Dems Split on Whether to Crack Down on ‘Gypsy Voters’

August 21, 2013
Colorado Democrats are divided on whether to try and stop “gypsy voters” from casting fraudulent votes in the upcoming recall elections

Democrats are divided on whether to try and stop “gypsy voters” from casting fraudulent votes in the upcoming recall elections

DENVER—Colorado Democrats are divided on whether to try and stop “gypsy voters” from casting fraudulent votes in the recall election.

In one camp: House Democrats, who have attacked Secretary of State Scott Gessler for trying to clean up residency requirements in his rulemaking on House Bill 1303, the Voter Access and Modernized Election Act, which makes it easier for out-of-district voters to cast ballots in local races.

House Majority Leader Dickey Lee Hullinghorst (D-Boulder) called the rules “deeply troubling” in a Monday press release, while Assistant Majority Leader Dan Pabon (D-Denver) accused Gessler of trying to discourage voters from casting ballots.

“If I were trying to explain how voter suppression works, this would be it,” said Pabon.

In the other camp: Democratic Party officials, including state Sen. Angela Giron, the bill’s Senate sponsor, who have asked Gessler to clarify the newly passed election law with rules tightening the residency requirement.

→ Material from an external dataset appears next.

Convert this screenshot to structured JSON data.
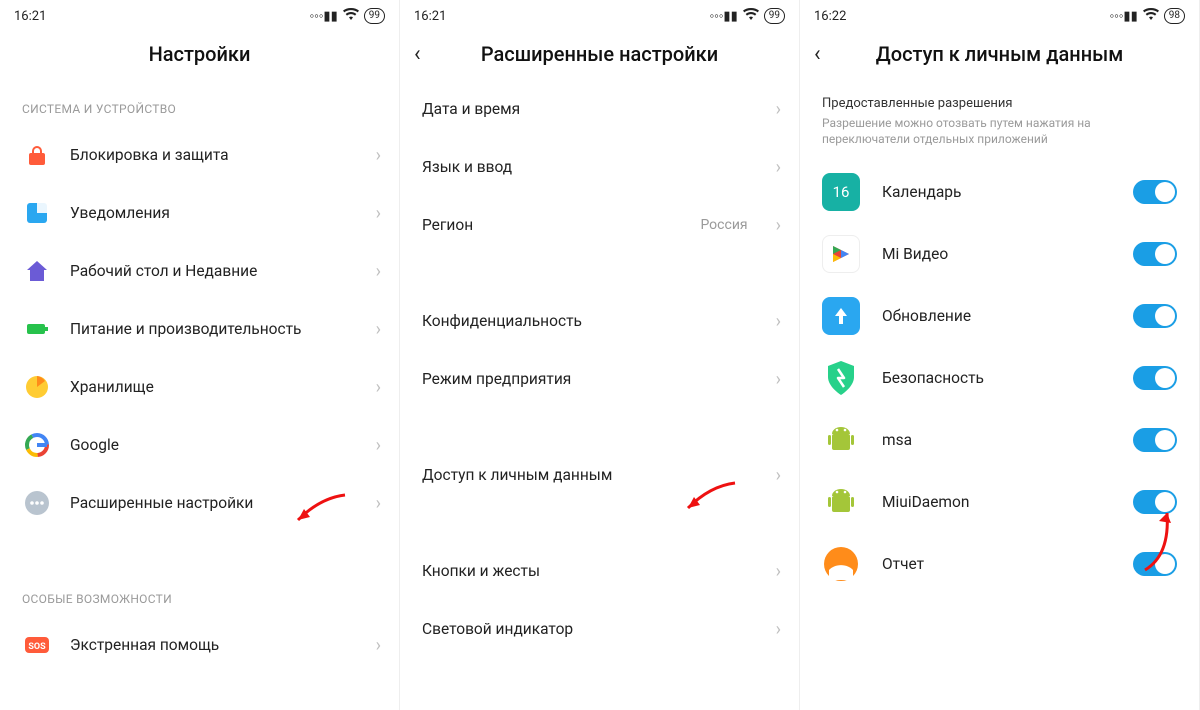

In an interview Tuesday with KOA-AM’s Mike Rosen, Gessler said he’s getting mixed messages from Democrats.

“The Democratic Party attorney, a woman named Martha Tierney, and one of the sponsors of the bill, Angela Giron, who’s facing a recall election right now, they literally begged us to write a rule to clarify this because they were getting criticized because it was such a bad bill, that they worried about what’s now being called gypsy voters,” said Gessler.

“So we passed this rule, and I guess a couple of the other Democrats didn’t quite get the talking points, so they fell back on their normal criticism,” he said. “But if you actually look at the rule, it’s pretty straightforward.”

The rules don’t replace legislation, but they can clear up confusion when a bill’s language is unclear or contradictory. The Secretary of State’s office issued rules Friday on the newly passed elections law after weeks of hearings and testimony.

“It was really sort of a vote fraud law, to be frank,” said Gessler. “There are a lot of people who are very concerned that you don’t even have to live in the district to vote. You just say you intend to live in the district. You don’t need to [prove it].”

The new residency rule says that a voter is “likely” not an eligible voter if he or she is a military member “who is stationed in Colorado but who maintains a primary residence in another state,” or “an out-of-state student attending college in Colorado but has no intent to make Colorado his or her permanent home.”

“Intent to move, in and of itself, does not establish residence. And neither a business nor a temporary hotel room is a valid residence,” says the rule.

The residency issue has become a focal point in the recall election because the new election law only requires voters to live in the state of Colorado for 22 days before casting ballots. The law also ushers in same-day voter registration, meaning that the county clerks have no time to verify a voter’s residence before that person casts a ballot.

There are both military personnel and college students living in and near Senate District 11, the seat of state Sen. John Morse, who’s one of two Democrats targeted for recall over the legislature’s newly approved gun-control legislation.

What if a college student from, say, Michigan, shows up on Election Day and declares his or her intent to live in Senate District 11?

“There’s nothing to prevent them [from voting],” said Gessler in response to a question from Rosen. “We would have to do an investigation and that’s awfully difficult. It’s ultimately a loose honor system that we’re relying upon that usually works, but frankly sometimes it has spectacular failures.”

Before H.B. 1303, voters were required to register to vote 29 days before an election, giving the county clerks almost a month to verify the voters’ eligibility and residency.

“We have no way of verifying any of this stuff. We used to,” said Gessler. “What we used to do is we used to have a little bit of a check when people had to register 29 days in advance. We would send them mail, the clerks would send them a piece of mail, and if the mail got bounced back, they weren’t registered. But now we don’t even have that.”

El Paso County Clerk and Recorder Wayne Williams, who’s running the Morse recall election, says he will try to verify the residency of out-of-district voters who say they “intend” to live in the district and refer any outliers to the district attorney.

Gessler dismissed the criticism from House Democrats, saying Pabon “just missed his talking points.”

“We’re committed to making this [recall] election work,” said Gessler. “It’s unfortunate you get these people who write a horrible bill, a confused mess, and they just stick with their demagogic talking points. It’s very frustrating and it’s hard to create good elections when you have people behaving this way.”